Hearing: The relationship between lysophospholipids and hearing was discovered serendipitously when we noticed mice missing the S1P2 and S1P3 receptors tilt their head at an awkward angle and cannot tell which way is “up” in certain behavioral tests.
This inability to sense gravity is related to inner ear problems, similar to vertigo in humans. When we tested their ability to hear, we found out that almost all mice without S1P2 and
S1P3 are deaf. The mice, however, are normal at birth, but progressively lose the ability to hear and sense gravity over the first weeks of life. We are now testing whether drugs that affect S1P can protect mice from hearing loss.

Multiple Sclerosis: MS is a disease in which the body’s immune system attacks the nerves, producing gradual and permanent paralysis. There is currently a drug being tested in clinical trials on humans with MS, called FTY720, that seems to help slow the progression of the disease. The way FTY720 works is not completely understood, although it is known to activate several S1P receptors. We have developed a mouse model of MS which responds to FTY720 similar to humans (i.e. the paralysis can be stopped with drug treatment). By studying how the drug works in mice, we hope to get a better idea of how it works in humans with MS, which will help us predict how people will respond to treatment.

Aneuploidy

The human brain contains an enormous diversity of cells all born from a relatively small number of neural stem cells. Our lab has been interested in understanding how such complexity is generated in the brain.
	Cells in the developing brain divide very rapidly.  During a normal cell division, DNA is replicated then distributed equally into each daughter cell. In order for the cell to track the distribution of DNA, it is packaged into chromosomes. Human cells have 23 pairs of chromosomes (46 chromosomes total), one copy contains the mother’s genes and the other contains the father’s genes. Each chromosome contains hundreds of genes that encode for all the components that make up cells, tissues, and organs of the body.
We observed that sometimes the chromosomes are not equally distributed when cells in the developing brain divide. This results in cells with less than or more than two copies of each chromosome; we call these aneuploid cells.

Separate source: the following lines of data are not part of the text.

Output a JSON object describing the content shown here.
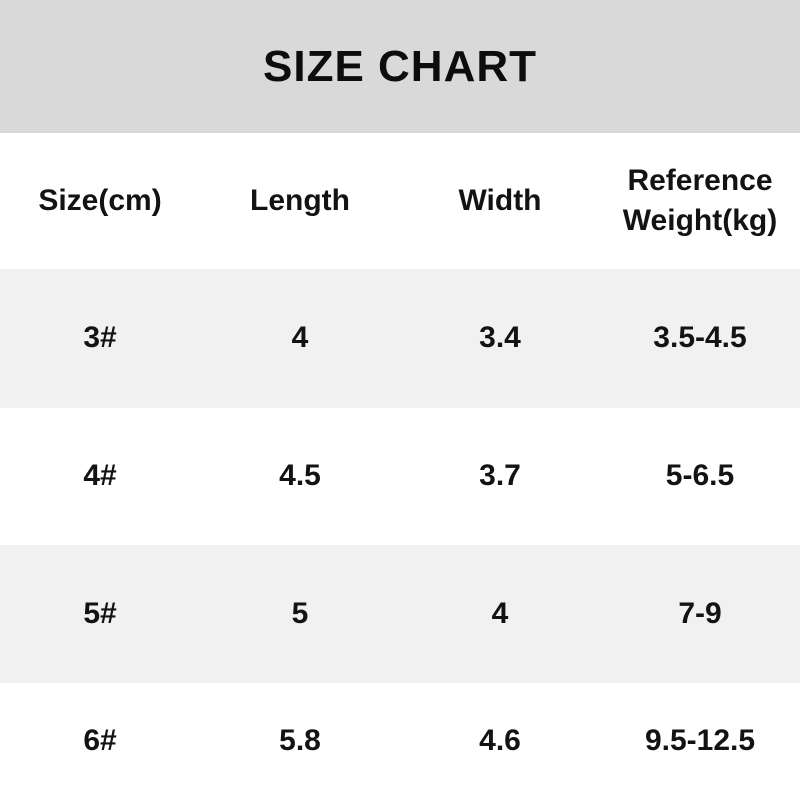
{
  "header": {
    "title": "SIZE CHART"
  },
  "table": {
    "columns": [
      "Size(cm)",
      "Length",
      "Width",
      "Reference Weight(kg)"
    ],
    "rows": [
      [
        "3#",
        "4",
        "3.4",
        "3.5-4.5"
      ],
      [
        "4#",
        "4.5",
        "3.7",
        "5-6.5"
      ],
      [
        "5#",
        "5",
        "4",
        "7-9"
      ],
      [
        "6#",
        "5.8",
        "4.6",
        "9.5-12.5"
      ]
    ]
  },
  "colors": {
    "title_band": "#d9d9d9",
    "row_stripe": "#f1f1f1",
    "background": "#ffffff",
    "text": "#131313"
  },
  "chart_data": {
    "type": "table",
    "title": "SIZE CHART",
    "columns": [
      "Size(cm)",
      "Length",
      "Width",
      "Reference Weight(kg)"
    ],
    "rows": [
      [
        "3#",
        "4",
        "3.4",
        "3.5-4.5"
      ],
      [
        "4#",
        "4.5",
        "3.7",
        "5-6.5"
      ],
      [
        "5#",
        "5",
        "4",
        "7-9"
      ],
      [
        "6#",
        "5.8",
        "4.6",
        "9.5-12.5"
      ]
    ],
    "notes": "Striped rows: rows 1 and 3 have light gray background; header band dark gray; no cell borders; all text bold, centered in 4 equal columns"
  }
}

Aneuploid cells are found outside of the brain, most notably in cancer cells. Textbooks continue to teach the idea that every cell must have 23 pairs of chromosomes – no more, no less – in order to function normally. Cells that have lost or gained chromosomes are presumed to either die or become cancerous. However, our research is beginning to amend this notion. We have found that aneuploid cells are produced in high numbers in the developing brain, and although many of these cells do die, many of them also survive to become part of the adult brain.

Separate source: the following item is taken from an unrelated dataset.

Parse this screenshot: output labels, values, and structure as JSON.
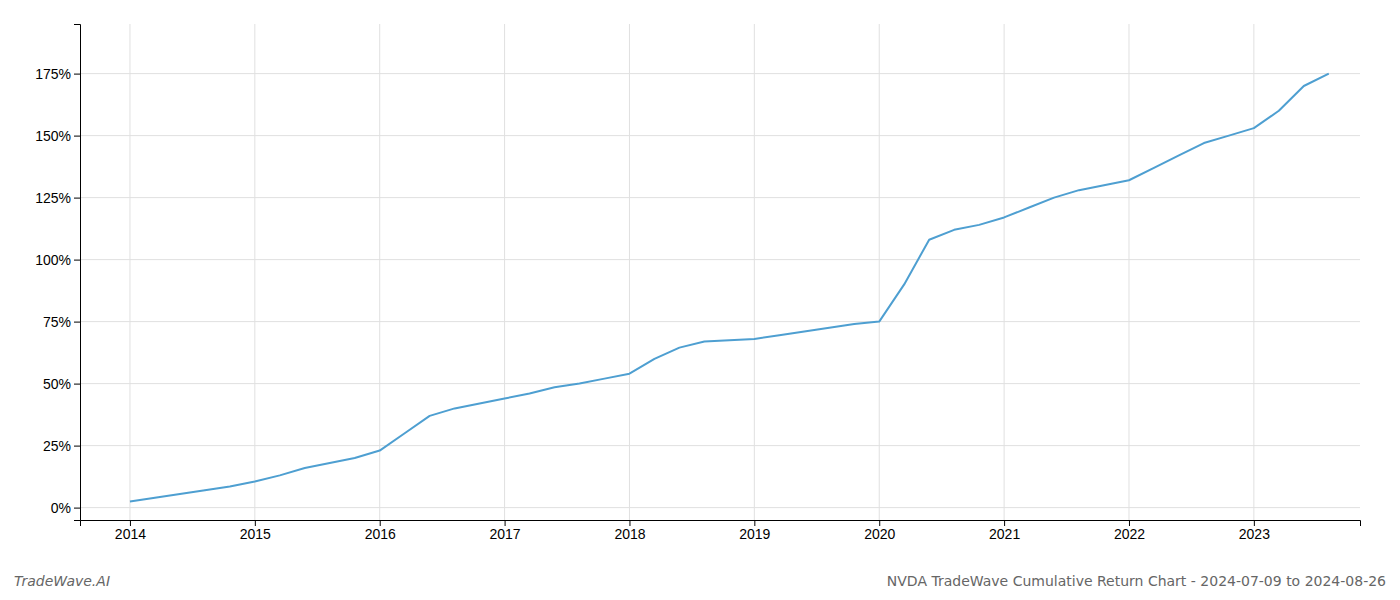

This research is cutting-edge, so there are still many unknowns. We don’t yet know how many of the cells in a normal human brain are aneuploid, though we estimate it could be as high as one in four!  Another outstanding question is why these aneuploid cells exist, specifically in the brain. When we look at white blood cells, over 99% of them have 46 chromosomes. We speculate that aneuploidy contributes to the diversity of cells, allowing the brain to perform highly complex functions such as learning, memory, and creative thought.